When I was talking about the book with my fiance, I said, “And this is why I love science fiction — because it messes with your ideas about how the world could be.”
But this morning, I wondered if that world is really all that different from the one I inhabit after all. When I was growing up, my Catholicism had some decidedly OCD tendencies. My “ritual” of choice was the rosary. I used it as a talisman against dreadful things happening; I used it as proof of my devotion; I used it as penance when I felt guilty for a choice I’d made or a thought I’d had, usually related to sexuality, but sometimes related to thinking something unkind about someone else. Somehow, I felt that the rosary would serve as some sort of “intervention” between me and the “punishment” I deserved for whatever sin I may have committed; in fact, when I didn’t use the rosary, I would always find something “bad” that happened to me and directly tie it to the dreadful thought or act I’d convinced myself I’d performed. I had a rosary in my suitcase, a rosary in my pocket, and about three of them beside my bed. The need to use them could strike at any time.

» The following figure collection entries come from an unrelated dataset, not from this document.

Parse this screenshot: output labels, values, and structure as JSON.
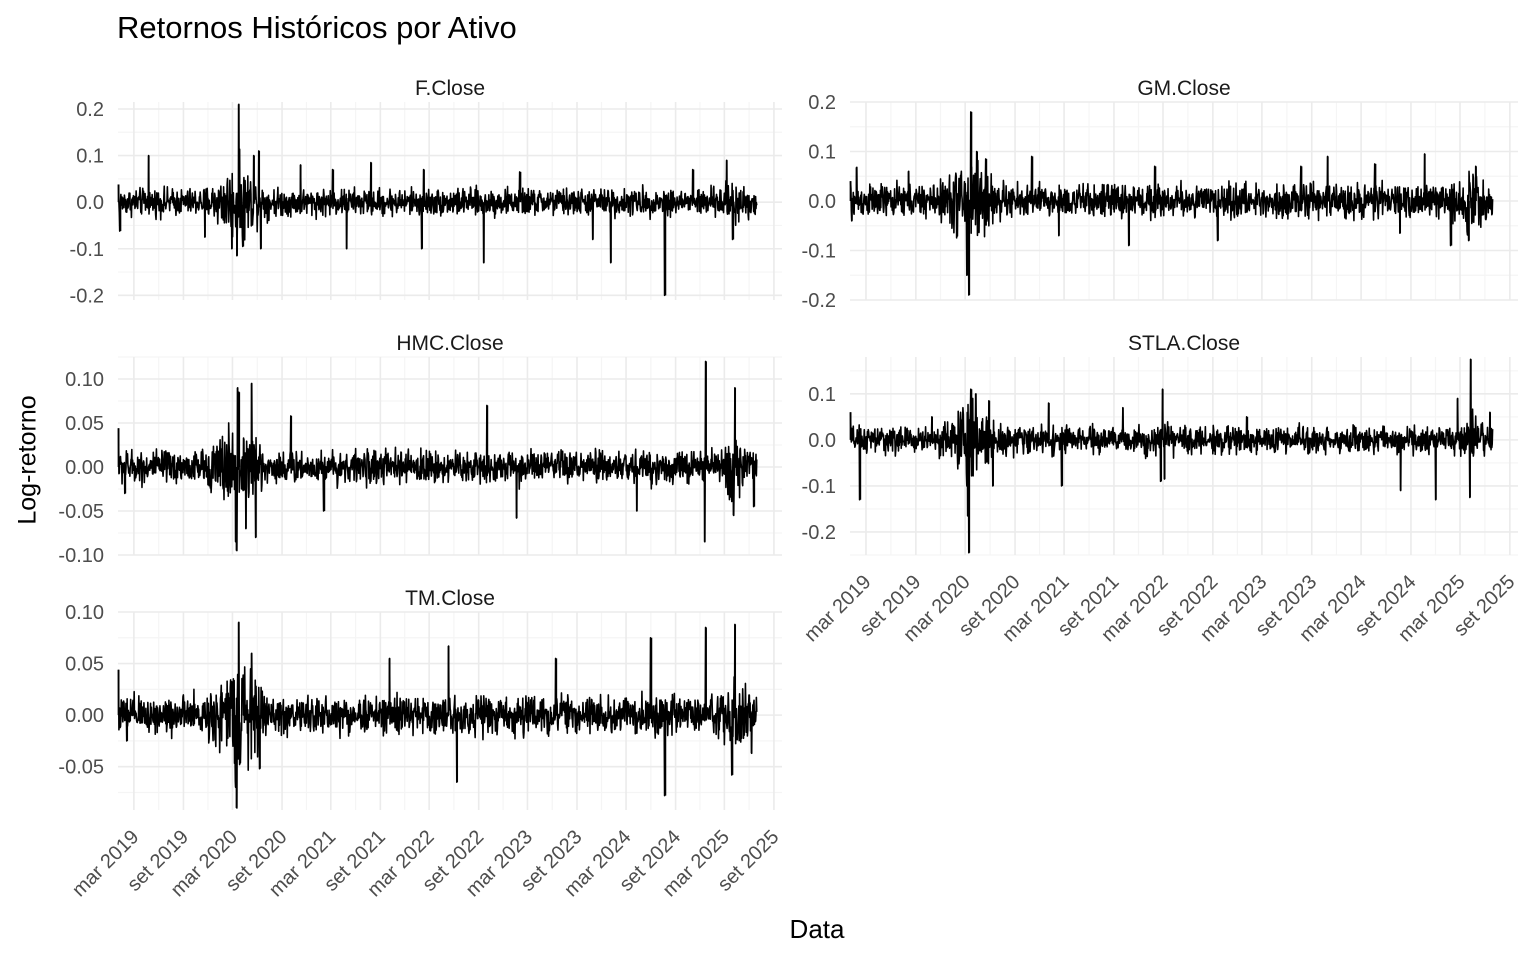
{
  "title": "Retornos Históricos por Ativo",
  "xlabel": "Data",
  "ylabel": "Log-retorno",
  "colors": {
    "line": "#000000",
    "grid_major": "#ebebeb",
    "grid_minor": "#f5f5f5",
    "text": "#4d4d4d"
  },
  "chart_data": {
    "type": "line",
    "layout": "faceted 2-column, free y scales, shared x axis",
    "x_range": [
      "2019-01-01",
      "2025-10-01"
    ],
    "x_ticks": [
      "mar 2019",
      "set 2019",
      "mar 2020",
      "set 2020",
      "mar 2021",
      "set 2021",
      "mar 2022",
      "set 2022",
      "mar 2023",
      "set 2023",
      "mar 2024",
      "set 2024",
      "mar 2025",
      "set 2025"
    ],
    "x_tick_dates": [
      "2019-03-01",
      "2019-09-01",
      "2020-03-01",
      "2020-09-01",
      "2021-03-01",
      "2021-09-01",
      "2022-03-01",
      "2022-09-01",
      "2023-03-01",
      "2023-09-01",
      "2024-03-01",
      "2024-09-01",
      "2025-03-01",
      "2025-09-01"
    ],
    "data_start": "2019-01-03",
    "data_end": "2025-06-30",
    "grid": true,
    "facets": [
      {
        "name": "F.Close",
        "ylim": [
          -0.21,
          0.215
        ],
        "yticks": [
          "-0.2",
          "-0.1",
          "0.0",
          "0.1",
          "0.2"
        ],
        "ytick_values": [
          -0.2,
          -0.1,
          0.0,
          0.1,
          0.2
        ],
        "noise_level": 0.014,
        "spikes": [
          {
            "x": "2019-01-03",
            "y": 0.038
          },
          {
            "x": "2019-01-10",
            "y": -0.062
          },
          {
            "x": "2019-04-25",
            "y": 0.1
          },
          {
            "x": "2019-11-20",
            "y": -0.075
          },
          {
            "x": "2020-02-28",
            "y": -0.1
          },
          {
            "x": "2020-03-18",
            "y": -0.115
          },
          {
            "x": "2020-03-24",
            "y": 0.21
          },
          {
            "x": "2020-04-10",
            "y": -0.095
          },
          {
            "x": "2020-05-20",
            "y": 0.1
          },
          {
            "x": "2020-06-08",
            "y": 0.11
          },
          {
            "x": "2020-06-15",
            "y": -0.1
          },
          {
            "x": "2020-11-09",
            "y": 0.08
          },
          {
            "x": "2021-03-10",
            "y": 0.07
          },
          {
            "x": "2021-04-29",
            "y": -0.1
          },
          {
            "x": "2021-07-29",
            "y": 0.085
          },
          {
            "x": "2022-02-03",
            "y": -0.1
          },
          {
            "x": "2022-02-10",
            "y": 0.07
          },
          {
            "x": "2022-09-20",
            "y": -0.13
          },
          {
            "x": "2023-02-03",
            "y": 0.065
          },
          {
            "x": "2023-10-30",
            "y": -0.08
          },
          {
            "x": "2024-01-05",
            "y": -0.13
          },
          {
            "x": "2024-07-25",
            "y": -0.2
          },
          {
            "x": "2024-11-06",
            "y": 0.07
          },
          {
            "x": "2025-03-10",
            "y": 0.09
          },
          {
            "x": "2025-04-03",
            "y": -0.08
          }
        ]
      },
      {
        "name": "GM.Close",
        "ylim": [
          -0.2,
          0.2
        ],
        "yticks": [
          "-0.2",
          "-0.1",
          "0.0",
          "0.1",
          "0.2"
        ],
        "ytick_values": [
          -0.2,
          -0.1,
          0.0,
          0.1,
          0.2
        ],
        "noise_level": 0.016,
        "spikes": [
          {
            "x": "2019-01-03",
            "y": 0.04
          },
          {
            "x": "2019-01-08",
            "y": -0.04
          },
          {
            "x": "2019-01-25",
            "y": 0.068
          },
          {
            "x": "2019-08-05",
            "y": 0.06
          },
          {
            "x": "2020-03-09",
            "y": -0.15
          },
          {
            "x": "2020-03-16",
            "y": -0.19
          },
          {
            "x": "2020-03-24",
            "y": 0.18
          },
          {
            "x": "2020-04-14",
            "y": 0.1
          },
          {
            "x": "2020-05-18",
            "y": 0.085
          },
          {
            "x": "2020-11-04",
            "y": 0.09
          },
          {
            "x": "2021-02-10",
            "y": -0.07
          },
          {
            "x": "2021-10-27",
            "y": -0.09
          },
          {
            "x": "2022-02-01",
            "y": 0.07
          },
          {
            "x": "2022-09-20",
            "y": -0.08
          },
          {
            "x": "2023-07-25",
            "y": 0.07
          },
          {
            "x": "2023-10-30",
            "y": 0.09
          },
          {
            "x": "2024-04-23",
            "y": 0.075
          },
          {
            "x": "2024-07-23",
            "y": -0.065
          },
          {
            "x": "2024-10-22",
            "y": 0.095
          },
          {
            "x": "2025-01-28",
            "y": -0.09
          },
          {
            "x": "2025-04-03",
            "y": -0.08
          },
          {
            "x": "2025-04-29",
            "y": 0.07
          }
        ]
      },
      {
        "name": "HMC.Close",
        "ylim": [
          -0.1,
          0.125
        ],
        "yticks": [
          "-0.10",
          "-0.05",
          "0.00",
          "0.05",
          "0.10"
        ],
        "ytick_values": [
          -0.1,
          -0.05,
          0.0,
          0.05,
          0.1
        ],
        "noise_level": 0.009,
        "spikes": [
          {
            "x": "2019-01-03",
            "y": 0.044
          },
          {
            "x": "2019-01-28",
            "y": -0.03
          },
          {
            "x": "2020-03-13",
            "y": -0.085
          },
          {
            "x": "2020-03-16",
            "y": -0.095
          },
          {
            "x": "2020-03-20",
            "y": 0.09
          },
          {
            "x": "2020-03-26",
            "y": 0.085
          },
          {
            "x": "2020-04-20",
            "y": -0.07
          },
          {
            "x": "2020-05-11",
            "y": 0.095
          },
          {
            "x": "2020-05-27",
            "y": -0.08
          },
          {
            "x": "2020-10-05",
            "y": 0.058
          },
          {
            "x": "2021-02-05",
            "y": -0.05
          },
          {
            "x": "2022-10-03",
            "y": 0.07
          },
          {
            "x": "2023-01-20",
            "y": -0.058
          },
          {
            "x": "2024-04-10",
            "y": -0.05
          },
          {
            "x": "2024-12-18",
            "y": -0.085
          },
          {
            "x": "2024-12-23",
            "y": 0.12
          },
          {
            "x": "2025-04-04",
            "y": -0.055
          },
          {
            "x": "2025-04-10",
            "y": 0.09
          },
          {
            "x": "2025-06-20",
            "y": -0.045
          }
        ]
      },
      {
        "name": "STLA.Close",
        "ylim": [
          -0.25,
          0.18
        ],
        "yticks": [
          "-0.2",
          "-0.1",
          "0.0",
          "0.1"
        ],
        "ytick_values": [
          -0.2,
          -0.1,
          0.0,
          0.1
        ],
        "noise_level": 0.014,
        "spikes": [
          {
            "x": "2019-01-03",
            "y": 0.06
          },
          {
            "x": "2019-02-08",
            "y": -0.13
          },
          {
            "x": "2019-10-31",
            "y": 0.05
          },
          {
            "x": "2020-03-09",
            "y": -0.1
          },
          {
            "x": "2020-03-12",
            "y": -0.165
          },
          {
            "x": "2020-03-16",
            "y": -0.245
          },
          {
            "x": "2020-03-24",
            "y": 0.11
          },
          {
            "x": "2020-04-09",
            "y": 0.1
          },
          {
            "x": "2020-05-29",
            "y": 0.085
          },
          {
            "x": "2020-06-12",
            "y": -0.1
          },
          {
            "x": "2021-01-04",
            "y": 0.08
          },
          {
            "x": "2021-02-22",
            "y": -0.1
          },
          {
            "x": "2021-10-04",
            "y": 0.07
          },
          {
            "x": "2022-02-22",
            "y": -0.09
          },
          {
            "x": "2022-02-28",
            "y": 0.11
          },
          {
            "x": "2022-03-07",
            "y": -0.085
          },
          {
            "x": "2023-01-06",
            "y": 0.05
          },
          {
            "x": "2024-07-25",
            "y": -0.11
          },
          {
            "x": "2024-12-02",
            "y": -0.13
          },
          {
            "x": "2025-02-20",
            "y": 0.09
          },
          {
            "x": "2025-04-07",
            "y": -0.125
          },
          {
            "x": "2025-04-10",
            "y": 0.175
          },
          {
            "x": "2025-06-20",
            "y": 0.06
          }
        ]
      },
      {
        "name": "TM.Close",
        "ylim": [
          -0.092,
          0.1
        ],
        "yticks": [
          "-0.05",
          "0.00",
          "0.05",
          "0.10"
        ],
        "ytick_values": [
          -0.05,
          0.0,
          0.05,
          0.1
        ],
        "noise_level": 0.009,
        "spikes": [
          {
            "x": "2019-01-03",
            "y": 0.044
          },
          {
            "x": "2019-02-04",
            "y": -0.025
          },
          {
            "x": "2020-03-13",
            "y": -0.07
          },
          {
            "x": "2020-03-16",
            "y": -0.09
          },
          {
            "x": "2020-03-24",
            "y": 0.09
          },
          {
            "x": "2020-05-11",
            "y": 0.06
          },
          {
            "x": "2020-06-11",
            "y": -0.052
          },
          {
            "x": "2021-10-05",
            "y": 0.055
          },
          {
            "x": "2022-05-12",
            "y": 0.067
          },
          {
            "x": "2022-06-13",
            "y": -0.065
          },
          {
            "x": "2023-06-16",
            "y": 0.055
          },
          {
            "x": "2024-06-03",
            "y": 0.075
          },
          {
            "x": "2024-07-25",
            "y": -0.078
          },
          {
            "x": "2024-12-23",
            "y": 0.085
          },
          {
            "x": "2025-03-31",
            "y": -0.058
          },
          {
            "x": "2025-04-10",
            "y": 0.088
          },
          {
            "x": "2025-06-10",
            "y": -0.037
          }
        ]
      }
    ]
  }
}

Although I’ve moved away from this type of spirituality, I suspect I’m not the only Catholic whose religious rituals have resembled compulsions. What about the person who goes to confession twice a week because he needs to have that “clean” feeling again, or the one who sits out during communion because of a “sin” that was committed, in thought or deed, throughout the preceding week? Although I know this is in line with the teaching of the Church, I can’t help but notice that it’s not really in line with Jesus. At the last supper, did Jesus say, “This is my body, given up for those of you who haven’t sinned in the past week”? When did the Church decide that this must be what Jesus had actually meant?
In Xenocide, the rituals are used as a way, essentially, to keep the God-spoken down, to keep them too busy with their compulsions to enact any real change in the world. I can’t help but wonder if strict adherence to ritual in the Catholic Church is meant to perform the same function. Because it’s true: when you’re praying five rosaries a day, there’s not a lot of time left over for sinful thoughts, let alone sinful actions. But there’s not a lot of time left over to notice those who are hurting, or to reach out, or to explore what God might be calling you to do that doesn’t require you to stay stuck inside your own head. I realize now that there was a sort of self-centeredness to it all–I couldn’t see what others might need from me, because I was so busy examining my every thought and deed and practicing private acts of atonement accordingly.
I’m still introspective. I still find comfort in the rituals of Catholicism. But now that they no longer feel compulsory, I feel more love for myself and more love for everyone else. And that, ultimately, makes me a better person–more the person I feel God is calling me to be–than a thousand Hail Mary’s ever could.